« L’Allemagne, pour les réfugiés, c’est le meilleur pays »

Depuis 2014, près de 25 000 personnes sont mortes en Méditerranée, noyées ou portées disparues en tentant de rejoindre l’Europe. Sur les bateaux partis de la Libye se trouvent de plus en plus de Syriens. Parmi eux, Mohamed, qui a pu rejoindre une petite ville allemande après avoir vécu l’enfer.

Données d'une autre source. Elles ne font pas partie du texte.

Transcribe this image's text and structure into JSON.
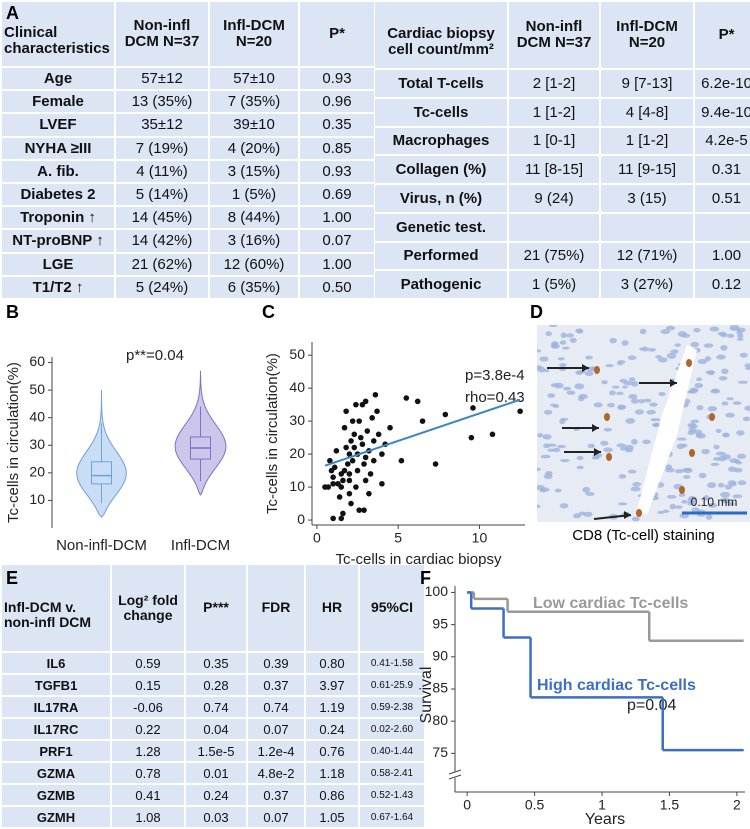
{
  "panels": [
    "A",
    "B",
    "C",
    "D",
    "E",
    "F"
  ],
  "table_a": {
    "header": [
      "Clinical characteristics",
      "Non-infl DCM N=37",
      "Infl-DCM N=20",
      "P*"
    ],
    "rows": [
      [
        "Age",
        "57±12",
        "57±10",
        "0.93"
      ],
      [
        "Female",
        "13 (35%)",
        "7 (35%)",
        "0.96"
      ],
      [
        "LVEF",
        "35±12",
        "39±10",
        "0.35"
      ],
      [
        "NYHA ≥III",
        "7 (19%)",
        "4 (20%)",
        "0.85"
      ],
      [
        "A. fib.",
        "4 (11%)",
        "3 (15%)",
        "0.93"
      ],
      [
        "Diabetes 2",
        "5 (14%)",
        "1 (5%)",
        "0.69"
      ],
      [
        "Troponin ↑",
        "14 (45%)",
        "8 (44%)",
        "1.00"
      ],
      [
        "NT-proBNP ↑",
        "14 (42%)",
        "3 (16%)",
        "0.07"
      ],
      [
        "LGE",
        "21 (62%)",
        "12 (60%)",
        "1.00"
      ],
      [
        "T1/T2 ↑",
        "5 (24%)",
        "6 (35%)",
        "0.50"
      ]
    ]
  },
  "table_a2": {
    "header": [
      "Cardiac biopsy cell count/mm²",
      "Non-infl DCM N=37",
      "Infl-DCM N=20",
      "P*"
    ],
    "rows": [
      [
        "Total T-cells",
        "2 [1-2]",
        "9 [7-13]",
        "6.2e-10"
      ],
      [
        "Tc-cells",
        "1 [1-2]",
        "4 [4-8]",
        "9.4e-10"
      ],
      [
        "Macrophages",
        "1 [0-1]",
        "1 [1-2]",
        "4.2e-5"
      ],
      [
        "Collagen (%)",
        "11 [8-15]",
        "11 [9-15]",
        "0.31"
      ],
      [
        "Virus, n (%)",
        "9 (24)",
        "3 (15)",
        "0.51"
      ],
      [
        "Genetic test."
      ],
      [
        "Performed",
        "21 (75%)",
        "12 (71%)",
        "1.00"
      ],
      [
        "Pathogenic",
        "1 (5%)",
        "3 (27%)",
        "0.12"
      ]
    ]
  },
  "table_e": {
    "header": [
      "Infl-DCM v. non-infl DCM",
      "Log² fold change",
      "P***",
      "FDR",
      "HR",
      "95%CI"
    ],
    "rows": [
      [
        "IL6",
        "0.59",
        "0.35",
        "0.39",
        "0.80",
        "0.41-1.58"
      ],
      [
        "TGFB1",
        "0.15",
        "0.28",
        "0.37",
        "3.97",
        "0.61-25.9"
      ],
      [
        "IL17RA",
        "-0.06",
        "0.74",
        "0.74",
        "1.19",
        "0.59-2.38"
      ],
      [
        "IL17RC",
        "0.22",
        "0.04",
        "0.07",
        "0.24",
        "0.02-2.60"
      ],
      [
        "PRF1",
        "1.28",
        "1.5e-5",
        "1.2e-4",
        "0.76",
        "0.40-1.44"
      ],
      [
        "GZMA",
        "0.78",
        "0.01",
        "4.8e-2",
        "1.18",
        "0.58-2.41"
      ],
      [
        "GZMB",
        "0.41",
        "0.24",
        "0.37",
        "0.86",
        "0.52-1.43"
      ],
      [
        "GZMH",
        "1.08",
        "0.03",
        "0.07",
        "1.05",
        "0.67-1.64"
      ]
    ]
  },
  "image_d": {
    "scale_label": "0.10 mm",
    "caption": "CD8 (Tc-cell) staining"
  },
  "chart_data": [
    {
      "type": "violin",
      "ylabel": "Tc-cells in circulation(%)",
      "annotation": "p**=0.04",
      "categories": [
        "Non-infl-DCM",
        "Infl-DCM"
      ],
      "boxes": [
        {
          "min": 4,
          "whisker_low": 9,
          "q1": 16,
          "median": 19,
          "q3": 24,
          "whisker_high": 38,
          "max": 50,
          "fill": "#c9ddf5",
          "stroke": "#6f9fdc"
        },
        {
          "min": 12,
          "whisker_low": 17,
          "q1": 25,
          "median": 29,
          "q3": 33,
          "whisker_high": 44,
          "max": 57,
          "fill": "#cbc6ea",
          "stroke": "#7d72c8"
        }
      ],
      "ylim": [
        0,
        62
      ],
      "yticks": [
        10,
        20,
        30,
        40,
        50,
        60
      ]
    },
    {
      "type": "scatter",
      "xlabel": "Tc-cells in cardiac biopsy",
      "ylabel": "Tc-cells in circulation(%)",
      "annotations": [
        "p=3.8e-4",
        "rho=0.43"
      ],
      "color": "#111111",
      "x": [
        0.5,
        0.7,
        1,
        1.5,
        1,
        1,
        1.2,
        1.3,
        1.5,
        1.5,
        1.6,
        1.7,
        1.7,
        1.8,
        1.9,
        2,
        2,
        2,
        2,
        2.1,
        2.1,
        2.2,
        2.3,
        2.3,
        2.4,
        2.5,
        2.5,
        2.6,
        2.6,
        2.7,
        2.8,
        2.8,
        2.9,
        3,
        3,
        3,
        3.1,
        3.2,
        3.2,
        3.3,
        3.4,
        3.5,
        3.5,
        3.6,
        3.7,
        3.8,
        4,
        4,
        4.2,
        0.8,
        0.9,
        1.1,
        1.4,
        1.8,
        2.2,
        2.4,
        5.2,
        5.5,
        6.2,
        6.5,
        7.3,
        7.9,
        9.6,
        9.5,
        10.8,
        12.5,
        4.5,
        1.6,
        2.9
      ],
      "values": [
        10,
        10,
        0.5,
        0.5,
        11,
        13,
        21,
        11,
        14,
        10,
        12,
        15,
        28,
        33,
        17,
        20,
        12,
        8,
        14,
        24,
        5,
        18,
        22,
        26,
        10,
        15,
        20,
        30,
        3,
        25,
        23,
        35,
        17,
        19,
        12,
        36,
        27,
        21,
        8,
        14,
        31,
        24,
        18,
        38,
        33,
        26,
        20,
        11,
        23,
        18,
        15,
        16,
        7,
        22,
        30,
        35,
        18,
        37,
        36,
        30,
        17,
        32,
        34,
        25,
        26,
        33,
        28,
        2,
        3
      ],
      "trendline": {
        "color": "#3a86c8",
        "x": [
          0.5,
          12.5
        ],
        "values": [
          16.5,
          36.5
        ]
      },
      "xlim": [
        -0.3,
        12.8
      ],
      "xticks": [
        0,
        5,
        10
      ],
      "ylim": [
        -1.5,
        54
      ],
      "yticks": [
        0,
        10,
        20,
        30,
        40,
        50
      ]
    },
    {
      "type": "step",
      "xlabel": "Years",
      "ylabel": "Survival",
      "annotation": "p=0.04",
      "series": [
        {
          "name": "Low cardiac Tc-cells",
          "color": "#999999",
          "x": [
            0,
            0.05,
            0.3,
            1.35,
            2.05
          ],
          "values": [
            100,
            99,
            97,
            92.5,
            92.5
          ]
        },
        {
          "name": "High cardiac Tc-cells",
          "color": "#3b6fc0",
          "x": [
            0,
            0.03,
            0.27,
            0.47,
            1.45,
            2.05
          ],
          "values": [
            100,
            97.5,
            93,
            83.7,
            75.5,
            75.5
          ]
        }
      ],
      "xlim": [
        -0.09,
        2.06
      ],
      "xticks": [
        0,
        0.5,
        1,
        1.5,
        2
      ],
      "ylim": [
        69,
        101
      ],
      "yticks": [
        75,
        80,
        85,
        90,
        95,
        100
      ]
    }
  ]
}
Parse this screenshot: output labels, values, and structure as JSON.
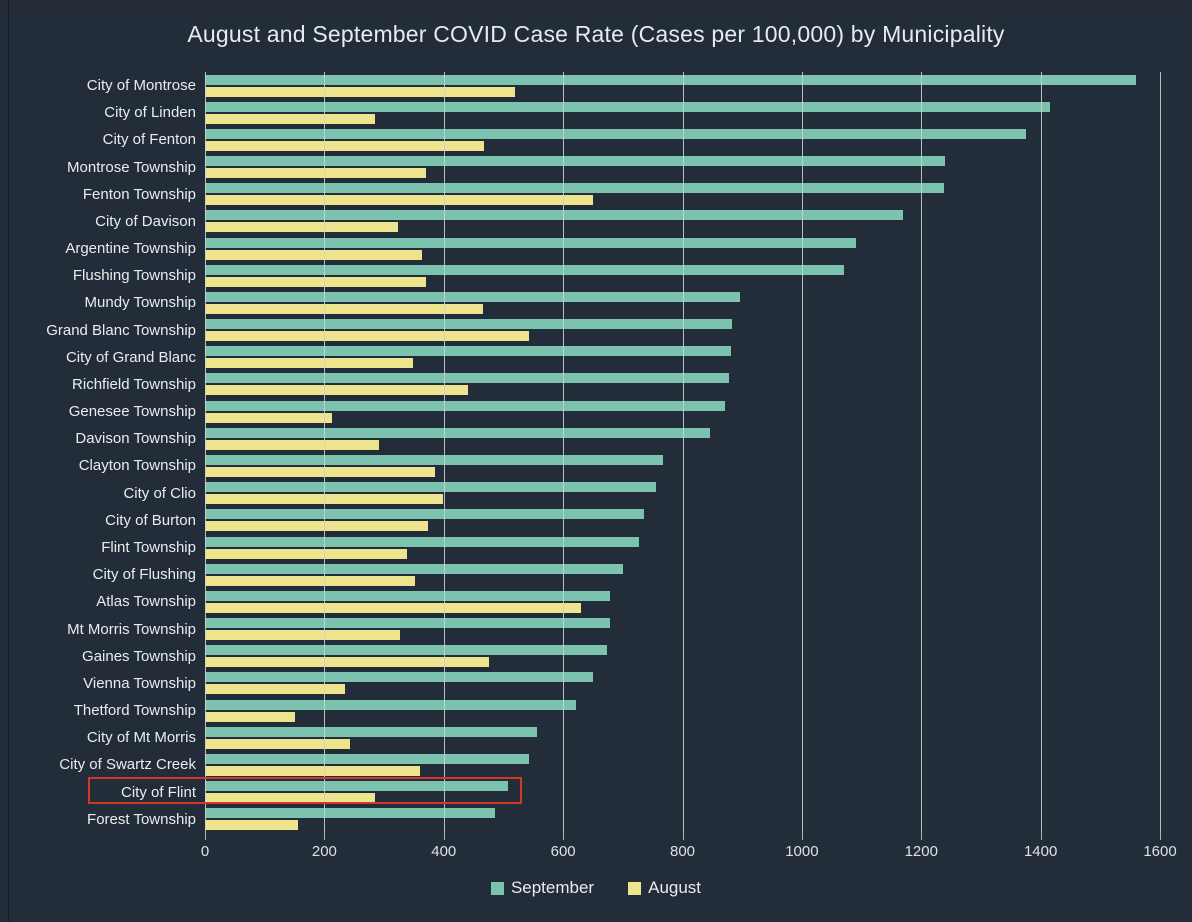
{
  "chart_data": {
    "type": "bar",
    "orientation": "horizontal",
    "title": "August and September COVID Case Rate (Cases per 100,000) by Municipality",
    "xlabel": "",
    "ylabel": "",
    "xlim": [
      0,
      1600
    ],
    "x_ticks": [
      0,
      200,
      400,
      600,
      800,
      1000,
      1200,
      1400,
      1600
    ],
    "grid": true,
    "legend_position": "bottom-center",
    "highlighted_category": "City of Flint",
    "categories": [
      "City of Montrose",
      "City of Linden",
      "City of Fenton",
      "Montrose Township",
      "Fenton Township",
      "City of Davison",
      "Argentine Township",
      "Flushing Township",
      "Mundy Township",
      "Grand Blanc Township",
      "City of Grand Blanc",
      "Richfield Township",
      "Genesee Township",
      "Davison Township",
      "Clayton Township",
      "City of Clio",
      "City of Burton",
      "Flint Township",
      "City of Flushing",
      "Atlas Township",
      "Mt Morris Township",
      "Gaines Township",
      "Vienna Township",
      "Thetford Township",
      "City of Mt Morris",
      "City of Swartz Creek",
      "City of Flint",
      "Forest Township"
    ],
    "series": [
      {
        "name": "September",
        "color": "#7cc3af",
        "values": [
          1560,
          1415,
          1375,
          1240,
          1238,
          1170,
          1090,
          1070,
          896,
          883,
          881,
          878,
          872,
          846,
          768,
          755,
          736,
          727,
          701,
          679,
          678,
          674,
          650,
          622,
          556,
          543,
          507,
          486
        ]
      },
      {
        "name": "August",
        "color": "#ede48d",
        "values": [
          520,
          285,
          468,
          370,
          650,
          324,
          364,
          371,
          465,
          542,
          348,
          440,
          212,
          292,
          385,
          398,
          374,
          339,
          351,
          630,
          326,
          476,
          235,
          150,
          243,
          360,
          285,
          155
        ]
      }
    ]
  },
  "colors": {
    "background": "#222d39",
    "text": "#e8ecee",
    "gridline": "#cbd1d6",
    "highlight_box": "#d7342a"
  }
}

Céline Martelet  et  Alexandre Rito  • 23 août 2023 abonné·es
« L’Allemagne, pour les réfugiés, c’est le meilleur pays »
Mohamed, demandeur d’asile syrien, et son frère Bassel. Ils se sont retrouvés en Allemagne après neuf ans de séparation. Ingolstadt, le 15 juin 2023. 
© Alexandre Rito.

Dans la petite ville de Burglen­genfeld, les voitures vont et viennent sur le parking de la zone commerciale. Personne ne semble prêter attention au gymnase, adossé à un établissement bancaire, qui fait désormais office de centre d’accueil pour demandeurs d’asile. « Ici, c’est compliqué, confie Mohamed, 28 ans. Nous sommes 230 à partager cet espace. Nous n’avons qu’un seul repas par jour. Un peu de thon, du riz et parfois du poulet. »

À l’intérieur, tout semble relativement propre. « D’habitude c’est très sale », explique en souriant le Syrien au visage rond marqué par la fatigue. Mais des équipes de nettoyage ont été dépêchées sur place le matin même, en prévision d’une visite de représentants des autorités allemandes. « Ce n’est pas idéal mais c’est bien mieux que d’être en Libye ou en Syrie », souffle Mohamed. Depuis son arrivée dans ce centre, trois semaines plus tôt, il compte les jours. « Je ne savais pas que je serais obligé de rester ici. Je dois attendre deux mois la réponse concernant ma demande d’asile. »

Ce qui était autrefois un espace consacré à la pratique sportive est désormais un immense dortoir divisé en espaces clos délimités par des barrières recouvertes de bâches blanches. Derrière, on devine des lits superposés, des vêtements et des chaussures qui s’entassent. Une rumeur ininterrompue résonne entre les murs. Les agents de sécurité acceptent la présence de journalistes, mais à une condition : pas de photographie. La visite ne dure pas plus de deux minutes.

À l’extérieur, deux petits groupes se sont formés de part et d’autre de l’imposant grillage qui sépare la cour du gymnase et la rue. Ces hommes, jeunes pour la plupart, discutent au soleil. Mohamed les salue d’un geste de la main.